A context manager for fitting unsupervised steps during prediction.

Usually, unsupervised parts of a pipeline are updated during learn_one. However, in the case of online learning, it is possible to update them before, during the prediction step. This context manager allows you to do so.

This usually brings a slight performance improvement. But it is not done by default because it is not intuitive and is more difficult to test.
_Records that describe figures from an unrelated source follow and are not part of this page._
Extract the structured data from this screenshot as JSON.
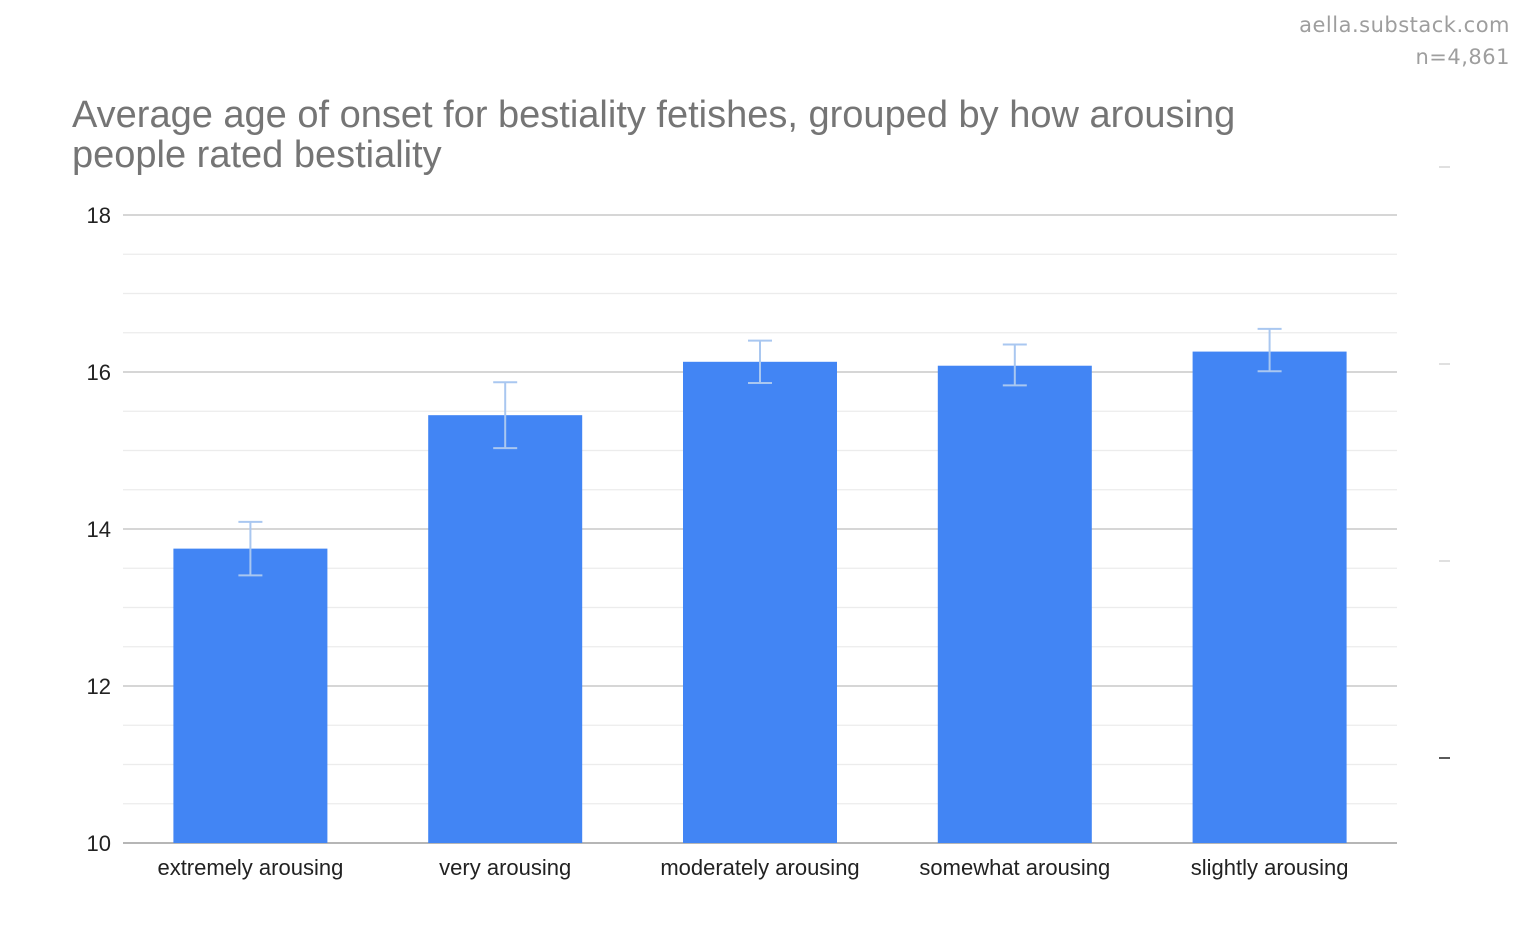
{
  "watermark": {
    "site": "aella.substack.com",
    "sample": "n=4,861"
  },
  "chart_data": {
    "type": "bar",
    "title_lines": [
      "Average age of onset for bestiality fetishes, grouped by how arousing",
      "people rated bestiality"
    ],
    "xlabel": "",
    "ylabel": "",
    "categories": [
      "extremely arousing",
      "very arousing",
      "moderately arousing",
      "somewhat arousing",
      "slightly arousing"
    ],
    "values": [
      13.75,
      15.45,
      16.13,
      16.08,
      16.26
    ],
    "error_bars": {
      "low": [
        13.41,
        15.03,
        15.86,
        15.83,
        16.01
      ],
      "high": [
        14.09,
        15.87,
        16.4,
        16.35,
        16.55
      ]
    },
    "ylim": [
      10,
      18
    ],
    "yticks": [
      10,
      12,
      14,
      16,
      18
    ],
    "minor_step": 0.5,
    "grid": true,
    "legend": "none",
    "colors": {
      "bar": "#4285f4",
      "error_bar": "#a9c7f0",
      "major_grid": "#c9c9c9",
      "minor_grid": "#ececec"
    }
  }
}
It also means that you have to call predict_one before learn_one in order for the whole pipeline to be updated.

Examples

Let's first see what methods are called if we just call predict_one.

import io
import logging
from river import compose
from river import datasets
from river import linear_model
from river import preprocessing
from river import utils

model = compose.Pipeline(
    preprocessing.StandardScaler(),
    linear_model.LinearRegression()
)

class_condition = lambda x: x.__class__.__name__ in ('StandardScaler', 'LinearRegression')
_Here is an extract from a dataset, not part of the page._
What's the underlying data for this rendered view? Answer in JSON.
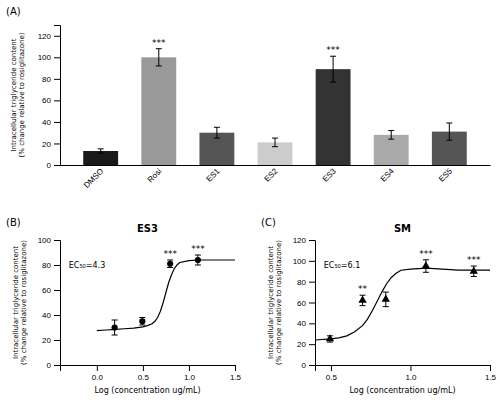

logger = logging.getLogger()
logger.setLevel(logging.DEBUG)

logs = io.StringIO()
sh = logging.StreamHandler(logs)
sh.setLevel(logging.DEBUG)
logger.addHandler(sh)

with utils.log_method_calls(class_condition):
    for x, y in datasets.TrumpApproval().take(1):
        _ = model.predict_one(x)

print(logs.getvalue())
StandardScaler.transform_one
LinearRegression.predict_one

Now let's use the context manager and see what methods get called.

logs = io.StringIO()
sh = logging.StreamHandler(logs)
sh.setLevel(logging.DEBUG)
logger.addHandler(sh)

with utils.log_method_calls(class_condition), compose.learn_during_predict():
    for x, y in datasets.TrumpApproval().take(1):
        _ = model.predict_one(x)

print(logs.getvalue())
StandardScaler.learn_one
StandardScaler.transform_one
LinearRegression.predict_one

We can see that the scaler did not get updated before transforming the data.

This also works when working with mini-batches.

logs = io.StringIO()
sh = logging.StreamHandler(logs)
sh.setLevel(logging.DEBUG)
logger.addHandler(sh)

with utils.log_method_calls(class_condition):
    for x, y in datasets.TrumpApproval().take(1):
        _ = model.predict_many(pd.DataFrame([x]))
print(logs.getvalue())
StandardScaler.transform_many
LinearRegression.predict_many

logs = io.StringIO()
sh = logging.StreamHandler(logs)
sh.setLevel(logging.DEBUG)
logger.addHandler(sh)

with utils.log_method_calls(class_condition), compose.learn_during_predict():
    for x, y in datasets.TrumpApproval().take(1):
        _ = model.predict_many(pd.DataFrame([x]))
print(logs.getvalue())
StandardScaler.learn_many
StandardScaler.transform_many
LinearRegression.predict_many